Currently, foreigners have the right to buy real estate in Northern Cyprus and can purchase five decares of land without a house.
Tatar said new restrictions will be put in place in response to the allegations that Israelis and Jewish Europeans were buying up land in the region.
"A new regulation will be made regarding this five-decare right," he said.
Turkey invaded Cyprus in 1974 after a failed coup attempted to unite the island with Greece. Since then, Cyprus has been divided between the internationally recognised Republic of Cyprus in the south and the Turkish republic, recognised only by Ankara.
Israel has close ties with the Republic of Cyprus, but as with Turkey its relations with Muslim-majority Northern Cyprus are more complicated.
Last month, Turkish Foreign Minister Hakan Fidan disputed the reports that thousands of Israelis and Jewish people were buying up property in Northern Cyprus during a meeting at Turkey's parliament last month.
He said only 200 Israeli citizens had made real estate purchase applications in Northern Cyprus since 2000.
“Israeli citizens rank 12th among all countries. In the last five years alone, a total of 15,000 applications for real estate purchases in the TRNC were from other countries, not Israel,” he said.
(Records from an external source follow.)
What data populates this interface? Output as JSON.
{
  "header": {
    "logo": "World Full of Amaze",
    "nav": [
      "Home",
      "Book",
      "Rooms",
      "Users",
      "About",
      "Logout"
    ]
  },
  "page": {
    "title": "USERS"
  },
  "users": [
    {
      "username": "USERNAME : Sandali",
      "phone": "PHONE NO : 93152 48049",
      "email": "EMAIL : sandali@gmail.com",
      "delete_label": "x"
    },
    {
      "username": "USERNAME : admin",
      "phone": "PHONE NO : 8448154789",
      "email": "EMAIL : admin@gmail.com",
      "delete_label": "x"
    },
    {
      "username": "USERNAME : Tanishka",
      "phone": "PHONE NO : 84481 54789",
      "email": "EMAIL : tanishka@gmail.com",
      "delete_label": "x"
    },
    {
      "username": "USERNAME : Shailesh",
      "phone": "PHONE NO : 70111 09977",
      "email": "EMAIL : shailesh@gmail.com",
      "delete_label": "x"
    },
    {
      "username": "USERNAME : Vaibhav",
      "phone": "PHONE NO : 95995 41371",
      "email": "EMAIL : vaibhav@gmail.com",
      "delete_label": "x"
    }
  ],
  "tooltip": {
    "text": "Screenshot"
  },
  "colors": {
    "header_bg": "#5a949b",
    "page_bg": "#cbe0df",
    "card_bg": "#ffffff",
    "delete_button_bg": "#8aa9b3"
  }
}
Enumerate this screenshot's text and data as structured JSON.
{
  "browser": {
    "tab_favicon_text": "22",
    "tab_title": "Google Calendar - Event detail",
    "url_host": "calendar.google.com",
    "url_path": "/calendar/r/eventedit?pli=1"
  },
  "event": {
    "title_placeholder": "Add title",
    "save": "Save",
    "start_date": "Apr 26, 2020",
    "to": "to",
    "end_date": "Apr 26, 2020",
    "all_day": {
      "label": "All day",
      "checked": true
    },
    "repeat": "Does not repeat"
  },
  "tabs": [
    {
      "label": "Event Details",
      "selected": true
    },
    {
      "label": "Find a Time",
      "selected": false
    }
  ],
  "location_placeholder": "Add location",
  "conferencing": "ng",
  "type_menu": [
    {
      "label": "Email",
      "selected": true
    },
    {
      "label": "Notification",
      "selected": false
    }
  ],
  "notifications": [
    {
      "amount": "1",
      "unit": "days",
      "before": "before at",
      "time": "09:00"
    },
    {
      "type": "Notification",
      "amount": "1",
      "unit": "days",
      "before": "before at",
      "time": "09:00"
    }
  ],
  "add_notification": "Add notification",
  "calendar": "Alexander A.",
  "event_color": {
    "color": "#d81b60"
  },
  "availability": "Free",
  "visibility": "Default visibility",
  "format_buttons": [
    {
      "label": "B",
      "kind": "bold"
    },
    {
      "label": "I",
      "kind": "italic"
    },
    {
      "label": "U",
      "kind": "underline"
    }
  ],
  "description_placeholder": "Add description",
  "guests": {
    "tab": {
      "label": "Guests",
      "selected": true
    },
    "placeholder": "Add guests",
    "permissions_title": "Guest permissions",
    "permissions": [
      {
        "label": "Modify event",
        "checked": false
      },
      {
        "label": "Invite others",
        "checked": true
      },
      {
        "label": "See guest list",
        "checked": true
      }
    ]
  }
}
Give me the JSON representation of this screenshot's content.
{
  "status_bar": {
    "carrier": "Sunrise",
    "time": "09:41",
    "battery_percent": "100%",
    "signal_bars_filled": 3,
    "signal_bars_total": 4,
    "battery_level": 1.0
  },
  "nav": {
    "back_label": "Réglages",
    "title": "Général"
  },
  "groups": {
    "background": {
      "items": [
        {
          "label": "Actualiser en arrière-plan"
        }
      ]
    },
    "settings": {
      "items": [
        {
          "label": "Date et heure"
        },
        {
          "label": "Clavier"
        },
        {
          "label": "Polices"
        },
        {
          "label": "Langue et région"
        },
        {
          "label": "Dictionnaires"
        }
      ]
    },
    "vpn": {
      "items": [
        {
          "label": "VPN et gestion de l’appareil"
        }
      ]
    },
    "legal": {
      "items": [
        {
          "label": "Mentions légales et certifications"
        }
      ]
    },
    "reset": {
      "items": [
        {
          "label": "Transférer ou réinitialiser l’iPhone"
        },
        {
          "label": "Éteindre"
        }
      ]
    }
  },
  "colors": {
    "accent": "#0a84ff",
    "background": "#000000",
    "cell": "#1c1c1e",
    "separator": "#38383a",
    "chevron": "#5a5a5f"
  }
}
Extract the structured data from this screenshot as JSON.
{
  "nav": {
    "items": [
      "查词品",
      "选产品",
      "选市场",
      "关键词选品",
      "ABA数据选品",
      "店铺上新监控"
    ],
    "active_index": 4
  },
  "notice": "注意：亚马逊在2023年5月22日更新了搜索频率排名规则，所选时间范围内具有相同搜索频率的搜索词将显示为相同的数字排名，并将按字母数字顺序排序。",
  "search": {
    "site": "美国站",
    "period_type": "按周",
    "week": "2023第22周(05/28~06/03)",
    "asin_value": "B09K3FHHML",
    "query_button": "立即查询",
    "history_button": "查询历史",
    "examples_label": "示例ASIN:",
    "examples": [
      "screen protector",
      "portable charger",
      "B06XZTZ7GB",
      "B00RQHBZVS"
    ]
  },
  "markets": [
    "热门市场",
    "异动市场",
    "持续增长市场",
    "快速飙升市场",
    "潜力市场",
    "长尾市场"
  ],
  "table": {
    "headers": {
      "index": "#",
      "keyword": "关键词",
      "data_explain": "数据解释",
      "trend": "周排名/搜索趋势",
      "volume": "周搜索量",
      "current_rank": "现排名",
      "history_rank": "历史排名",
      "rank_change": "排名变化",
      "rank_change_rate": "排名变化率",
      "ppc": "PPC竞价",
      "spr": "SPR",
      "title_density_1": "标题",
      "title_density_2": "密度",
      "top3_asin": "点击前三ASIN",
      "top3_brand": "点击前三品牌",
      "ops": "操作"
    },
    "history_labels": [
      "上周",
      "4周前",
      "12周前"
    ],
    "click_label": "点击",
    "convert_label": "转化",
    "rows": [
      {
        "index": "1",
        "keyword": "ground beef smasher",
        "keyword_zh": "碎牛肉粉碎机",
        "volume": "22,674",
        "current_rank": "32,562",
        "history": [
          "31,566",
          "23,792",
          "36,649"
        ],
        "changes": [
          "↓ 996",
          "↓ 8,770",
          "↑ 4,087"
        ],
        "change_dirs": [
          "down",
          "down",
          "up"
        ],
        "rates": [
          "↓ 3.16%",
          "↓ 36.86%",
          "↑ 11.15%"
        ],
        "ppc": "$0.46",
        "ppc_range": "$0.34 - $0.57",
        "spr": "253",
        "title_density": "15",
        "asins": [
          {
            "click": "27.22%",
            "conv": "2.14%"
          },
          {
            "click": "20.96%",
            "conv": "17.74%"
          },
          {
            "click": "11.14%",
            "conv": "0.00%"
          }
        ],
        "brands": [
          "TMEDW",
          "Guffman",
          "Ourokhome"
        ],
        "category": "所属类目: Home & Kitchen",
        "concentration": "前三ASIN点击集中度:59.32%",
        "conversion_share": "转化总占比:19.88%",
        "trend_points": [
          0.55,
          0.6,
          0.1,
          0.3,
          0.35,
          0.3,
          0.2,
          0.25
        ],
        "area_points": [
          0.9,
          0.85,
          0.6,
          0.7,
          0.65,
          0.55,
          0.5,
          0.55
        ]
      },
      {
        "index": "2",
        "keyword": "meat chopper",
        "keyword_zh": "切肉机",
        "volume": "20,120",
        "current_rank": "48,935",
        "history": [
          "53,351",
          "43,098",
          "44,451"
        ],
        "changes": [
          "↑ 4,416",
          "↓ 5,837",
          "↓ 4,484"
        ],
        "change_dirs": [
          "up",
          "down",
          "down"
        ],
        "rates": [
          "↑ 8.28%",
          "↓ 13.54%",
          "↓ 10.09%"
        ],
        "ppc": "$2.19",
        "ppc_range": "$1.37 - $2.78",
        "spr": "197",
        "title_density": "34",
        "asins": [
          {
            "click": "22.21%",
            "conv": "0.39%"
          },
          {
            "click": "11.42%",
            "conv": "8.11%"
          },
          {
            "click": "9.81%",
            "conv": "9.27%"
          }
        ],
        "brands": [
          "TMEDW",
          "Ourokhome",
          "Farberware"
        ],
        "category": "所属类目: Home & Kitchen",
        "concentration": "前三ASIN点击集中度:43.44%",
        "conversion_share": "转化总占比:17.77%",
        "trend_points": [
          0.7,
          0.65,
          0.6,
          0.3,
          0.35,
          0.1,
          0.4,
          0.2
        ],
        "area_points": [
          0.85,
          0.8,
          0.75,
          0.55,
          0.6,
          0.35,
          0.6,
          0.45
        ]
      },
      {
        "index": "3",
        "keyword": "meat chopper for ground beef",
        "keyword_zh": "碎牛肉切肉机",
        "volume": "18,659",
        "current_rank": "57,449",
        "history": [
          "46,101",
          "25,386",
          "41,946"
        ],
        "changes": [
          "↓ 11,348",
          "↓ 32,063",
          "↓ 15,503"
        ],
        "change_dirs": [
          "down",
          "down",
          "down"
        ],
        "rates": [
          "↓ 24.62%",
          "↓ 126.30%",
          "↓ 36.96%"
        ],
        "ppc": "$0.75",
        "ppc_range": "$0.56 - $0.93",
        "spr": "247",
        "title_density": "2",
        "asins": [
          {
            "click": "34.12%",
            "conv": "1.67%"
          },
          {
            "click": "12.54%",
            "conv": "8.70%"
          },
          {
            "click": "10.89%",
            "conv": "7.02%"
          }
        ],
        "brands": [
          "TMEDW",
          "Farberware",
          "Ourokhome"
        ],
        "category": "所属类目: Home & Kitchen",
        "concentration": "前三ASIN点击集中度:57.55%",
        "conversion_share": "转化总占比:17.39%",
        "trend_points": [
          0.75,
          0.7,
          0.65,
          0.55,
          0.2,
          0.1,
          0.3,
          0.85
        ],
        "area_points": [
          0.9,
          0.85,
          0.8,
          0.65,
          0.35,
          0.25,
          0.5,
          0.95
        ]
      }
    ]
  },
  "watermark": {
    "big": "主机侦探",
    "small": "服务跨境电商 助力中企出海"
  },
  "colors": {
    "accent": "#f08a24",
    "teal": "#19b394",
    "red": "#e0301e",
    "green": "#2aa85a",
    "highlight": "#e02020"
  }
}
“England has been in first place since 2000, and Iran has been in first place in the last five years. As you know, real estate sales to third country citizens in TRNC can be made only through the approval of the council of ministers,” he added, using the name for the Northern Cyprus cabinet.
TRNC Interior Minister Dursun Oguz told the Northern Cyprus parliament in November that the government was specifically preparing two laws to regulate the sale of properties to foreign citizens.
Decisions from the Council of Ministers could allow foreigners to purchase property from Northern Cypriots without the sale being recorded on the registry. This, Oguz told local media last month, creates "a security vulnerability for the country”.
Oguz added that a law would be brought to parliament to register sales that weren’t put in the official records.
Northern Cyprus has a small Jewish community.
After the 7 October Hamas-led attack on Israel and Israeli war on Gaza, there has reportedly been a rise in hostility towards members of Northern Cyprus' Jewish community.
Cypriot media reported that Rabbi Chaim Hillel Azimov, who settled in Northern Cyprus with his wife around 2006, left for the United States last month. They were said to have left in response to the property sales allegations and unsubstantiated rumours that the rabbi worked with Israeli intelligence.
Azimov, whose five children were born in Northern Cyprus, was the leader of the Hasidic Jewish Chabad community in the region.
Azimov used his rented villa in Kyrenia as both a home and a place of worship.
Following the escalation of the war and the increasing reactions to Israel's massacre of Palestinian civilians, the villa was placed under police surveillance for protection, according to a report by Kibrisli Gazetesi.
Azimov's villa had a sign outside it saying in Hebrew that the house was the "address of all Jews in Northern Cyprus". However, authorities decided the sign was unauthorised following a complaint.
“Kyrenia municipality police, accompanied by the police, covered the sign with a green tarpaulin,” Kibrisli Gazetesi reported.